The next part of our trip to the Lisbon cathedral was equally fascinating, but in a very different sense. Though its construction began in 1147, the cathedral showcases a vast combination of styles due to consistent reconstruction. At first glance, what stood before us was a magnificent Romanesque structure with large blocks of stone and buttresses to sustain the high walls. However, this was combined with some features of Gothic architecture, such as the rose windows (although added later) and twin arches. Upon stepping through the layered round-headed arches of the main door – another Romanesque feature – we observe a perfect Latin cross plan on the interior, with three aisles divided by large arches, a transept and a main chapel surrounded by an ambulatory of nine smaller apse chapels. The apse chapels, along with the stained glass windows, were added in the 14th century as a product of Gothic influence. Within the chancel, there are even some decorative Baroque features from the 18th century due to restoration after the 1755 earthquake. Following this, we proceeded to the unusual cloister in the back, which has three galleries instead of the typical four and it is not a square as most cloisters are. Furthermore, the cloister exhibits an excavation site that shows layers of past construction across the Roman, Islamic and even early Christian eras. It is truly amazing how well-preserved these structures are and I am sure I speak for our entire class when I say that I am grateful for the chance to observe an entire timeline of periods within a single architectural masterpiece.

The Castle of São Jorge

The following post was writen by Piotr and Tymoteusz, two Erasmus students from Poland taking our course on the History of Lisbon. The film included is theirs as well.

ASC_Pan 04 Projecto plano Site

The castle was built in the mid-11th century during Moorish times. In this area we can see also archaeological excavations, which show three significant periods of the history of Lisbon: The first known settlements dating back to the 7th century bC, the remnants of the Moorish era residential area, from the time of the castle's construction, and the ruins of the last palatine residence in the former Alcáçova, which was partially destroyed by the great earthquake.
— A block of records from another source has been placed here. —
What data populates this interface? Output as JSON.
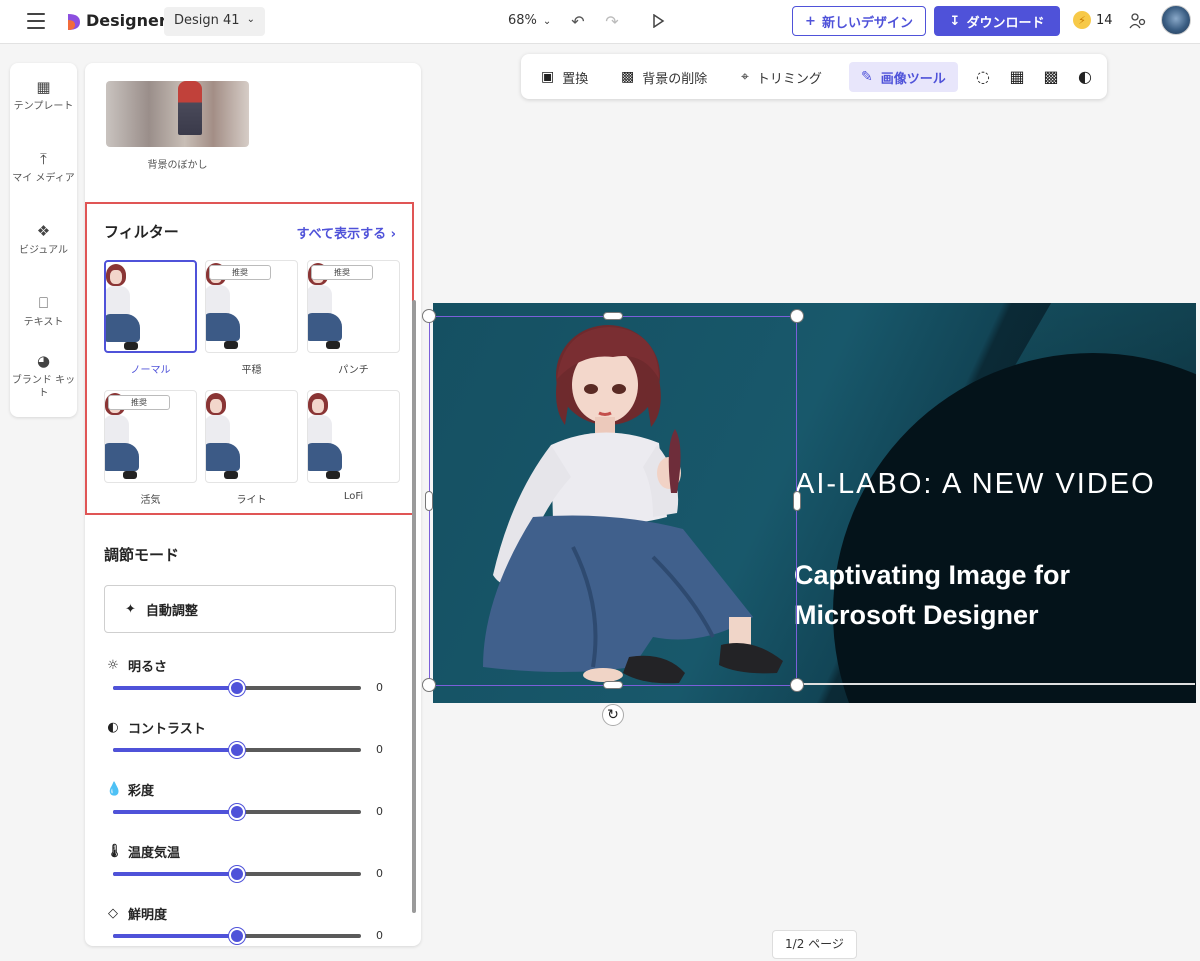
{
  "header": {
    "brand": "Designer",
    "design_name": "Design 41",
    "zoom": "68%",
    "new_design_label": "新しいデザイン",
    "download_label": "ダウンロード",
    "credits": "14",
    "accent_color": "#4f52d9"
  },
  "rail": {
    "items": [
      {
        "label": "テンプレート",
        "icon": "template-icon"
      },
      {
        "label": "マイ メディア",
        "icon": "upload-icon"
      },
      {
        "label": "ビジュアル",
        "icon": "visuals-icon"
      },
      {
        "label": "テキスト",
        "icon": "text-icon"
      },
      {
        "label": "ブランド キット",
        "icon": "palette-icon"
      }
    ]
  },
  "panel": {
    "blur_label": "背景のぼかし",
    "filters_title": "フィルター",
    "see_all": "すべて表示する",
    "filters": [
      {
        "label": "ノーマル",
        "tag": "",
        "selected": true
      },
      {
        "label": "平穏",
        "tag": "推奨",
        "selected": false
      },
      {
        "label": "パンチ",
        "tag": "推奨",
        "selected": false
      },
      {
        "label": "活気",
        "tag": "推奨",
        "selected": false
      },
      {
        "label": "ライト",
        "tag": "",
        "selected": false
      },
      {
        "label": "LoFi",
        "tag": "",
        "selected": false
      }
    ],
    "adjust_title": "調節モード",
    "auto_adjust": "自動調整",
    "adjustments": [
      {
        "label": "明るさ",
        "icon": "brightness-icon",
        "value": "0",
        "level": 0.5
      },
      {
        "label": "コントラスト",
        "icon": "contrast-icon",
        "value": "0",
        "level": 0.5
      },
      {
        "label": "彩度",
        "icon": "saturation-drop-icon",
        "value": "0",
        "level": 0.5
      },
      {
        "label": "温度気温",
        "icon": "thermometer-icon",
        "value": "0",
        "level": 0.5
      },
      {
        "label": "鮮明度",
        "icon": "diamond-icon",
        "value": "0",
        "level": 0.5
      }
    ]
  },
  "toolbar": {
    "replace": "置換",
    "remove_bg": "背景の削除",
    "crop": "トリミング",
    "image_tools": "画像ツール"
  },
  "canvas": {
    "headline": "AI-LABO: A NEW VIDEO",
    "subhead": "Captivating Image for Microsoft Designer"
  },
  "pager": "1/2 ページ"
}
On 25 October, 1147 D. Afonso Henriques (first king of Portugal) conquered Lisbon. This began a "golden age" for the castle, which was modified and enlarged to accommodate the king and his retinue. King D. Dinis renovated and transformed the Moorish alcáçova into the Royal Palace of the Alcáçova circa 1300. The castle’s palace lost its importance after the construction of the Ribeira Palace along the Tagus River. The great earthquake in 1755 severely damaged the castle. After that it housed a soldier’s hospital and the charitable institution Casa Pia, dedicated to the education of poor children.
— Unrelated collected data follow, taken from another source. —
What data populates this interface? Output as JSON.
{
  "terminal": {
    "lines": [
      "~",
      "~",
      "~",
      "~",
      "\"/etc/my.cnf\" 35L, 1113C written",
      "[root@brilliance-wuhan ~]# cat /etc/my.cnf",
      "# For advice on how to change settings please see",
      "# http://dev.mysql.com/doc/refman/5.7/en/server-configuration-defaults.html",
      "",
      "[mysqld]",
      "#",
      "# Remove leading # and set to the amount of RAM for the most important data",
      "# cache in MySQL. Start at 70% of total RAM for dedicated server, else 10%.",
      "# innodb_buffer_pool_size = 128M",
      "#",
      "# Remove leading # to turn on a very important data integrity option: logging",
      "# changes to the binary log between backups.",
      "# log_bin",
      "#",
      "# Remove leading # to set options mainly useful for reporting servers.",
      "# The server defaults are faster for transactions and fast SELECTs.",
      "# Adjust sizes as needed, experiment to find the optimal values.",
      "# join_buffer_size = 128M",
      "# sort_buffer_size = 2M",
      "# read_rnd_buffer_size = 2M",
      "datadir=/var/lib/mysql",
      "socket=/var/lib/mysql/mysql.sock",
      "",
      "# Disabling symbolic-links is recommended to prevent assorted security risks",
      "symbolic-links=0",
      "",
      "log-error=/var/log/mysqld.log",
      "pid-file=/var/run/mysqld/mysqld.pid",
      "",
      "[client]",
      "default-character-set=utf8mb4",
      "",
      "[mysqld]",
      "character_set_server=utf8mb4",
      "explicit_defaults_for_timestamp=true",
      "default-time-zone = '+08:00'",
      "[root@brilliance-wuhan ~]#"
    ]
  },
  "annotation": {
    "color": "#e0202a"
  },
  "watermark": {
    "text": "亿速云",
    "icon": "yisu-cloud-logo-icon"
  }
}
During the 20th century the Castle was transformed into a tourist attraction. The Tower of Ulysses holds a working periscope with which we can see a 360 degree view of Lisbon. This is a symbolic place, because the tower was used to keep the most important documents of the Portuguese kingdom, between the 14th and 18th centuries.
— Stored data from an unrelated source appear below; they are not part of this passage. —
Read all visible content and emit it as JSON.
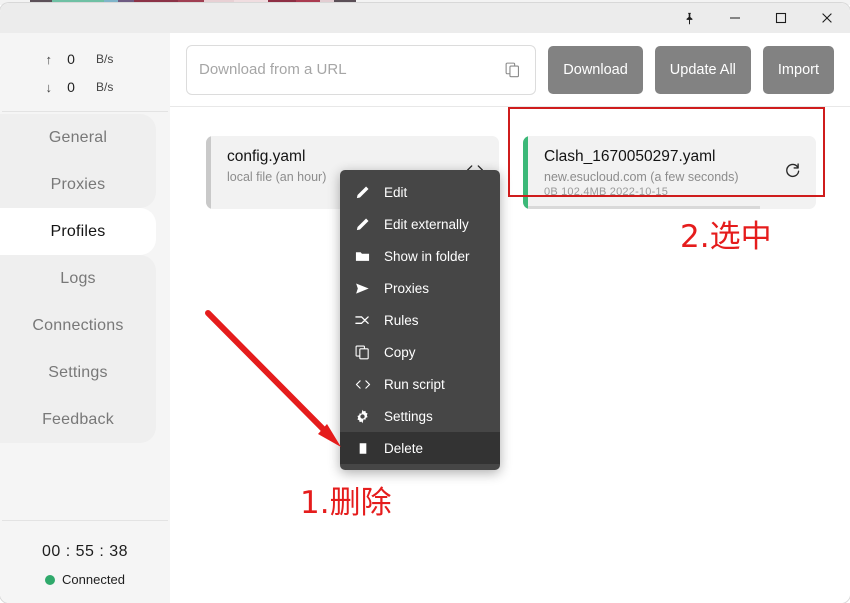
{
  "window": {
    "controls": [
      {
        "name": "pin-button",
        "label": "⚑"
      },
      {
        "name": "minimize-button",
        "label": "–"
      },
      {
        "name": "maximize-button",
        "label": "☐"
      },
      {
        "name": "close-button",
        "label": "✕"
      }
    ],
    "desktop_strip_colors": [
      "#5d5159",
      "#6fc0a4",
      "#7fb4c9",
      "#6e5b82",
      "#8c3347",
      "#a03f52",
      "#e8d0d4",
      "#f0dde0",
      "#8e2f44",
      "#aa3b50",
      "#e3cdd2",
      "#5b4f57"
    ]
  },
  "sidebar": {
    "speed": {
      "upload": {
        "arrow": "↑",
        "value": "0",
        "unit": "B/s"
      },
      "download": {
        "arrow": "↓",
        "value": "0",
        "unit": "B/s"
      }
    },
    "items": [
      {
        "label": "General",
        "active": false
      },
      {
        "label": "Proxies",
        "active": false
      },
      {
        "label": "Profiles",
        "active": true
      },
      {
        "label": "Logs",
        "active": false
      },
      {
        "label": "Connections",
        "active": false
      },
      {
        "label": "Settings",
        "active": false
      },
      {
        "label": "Feedback",
        "active": false
      }
    ],
    "status": {
      "timer": "00 : 55 : 38",
      "connection_label": "Connected",
      "connection_color": "#2fa96b"
    }
  },
  "toolbar": {
    "url_placeholder": "Download from a URL",
    "url_value": "",
    "paste_icon": "copy-icon",
    "download_label": "Download",
    "update_all_label": "Update All",
    "import_label": "Import",
    "button_color": "#828282"
  },
  "profiles": [
    {
      "title": "config.yaml",
      "subtitle": "local file (an hour)",
      "meta": "",
      "action_icon": "code-icon",
      "selected": false,
      "bar_color": "#c9c9c9"
    },
    {
      "title": "Clash_1670050297.yaml",
      "subtitle": "new.esucloud.com (a few seconds)",
      "meta": "0B   102.4MB   2022-10-15",
      "action_icon": "refresh-icon",
      "selected": true,
      "bar_color": "#3cb878"
    }
  ],
  "context_menu": {
    "items": [
      {
        "label": "Edit",
        "icon": "pencil-icon",
        "highlight": false
      },
      {
        "label": "Edit externally",
        "icon": "pencil-icon",
        "highlight": false
      },
      {
        "label": "Show in folder",
        "icon": "folder-icon",
        "highlight": false
      },
      {
        "label": "Proxies",
        "icon": "send-icon",
        "highlight": false
      },
      {
        "label": "Rules",
        "icon": "rules-icon",
        "highlight": false
      },
      {
        "label": "Copy",
        "icon": "copy-icon",
        "highlight": false
      },
      {
        "label": "Run script",
        "icon": "code-icon",
        "highlight": false
      },
      {
        "label": "Settings",
        "icon": "gear-icon",
        "highlight": false
      },
      {
        "label": "Delete",
        "icon": "trash-icon",
        "highlight": true
      }
    ]
  },
  "annotations": {
    "color": "#e51c1c",
    "step1_label": "1.删除",
    "step2_label": "2.选中",
    "arrow_from": "208,313",
    "arrow_to": "337,443"
  }
}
The architecture of the medieval castle is very interesting. There you can find many towers and small windows typical of the Romanesque style. Typical for Moorish military architecture is the Tower of Saint Lawrence, which was connected to a sheltered passageway leading outside. This was often used during sieges.

Islamic heritage is present in the castle’s museum. Archaeological excavations have exposed mosaics, plates and military items. The objects date from the 8th to 13th century.

The national flag still proudly waves over Lisbon and the castle, which over the centuries has been a symbol of power.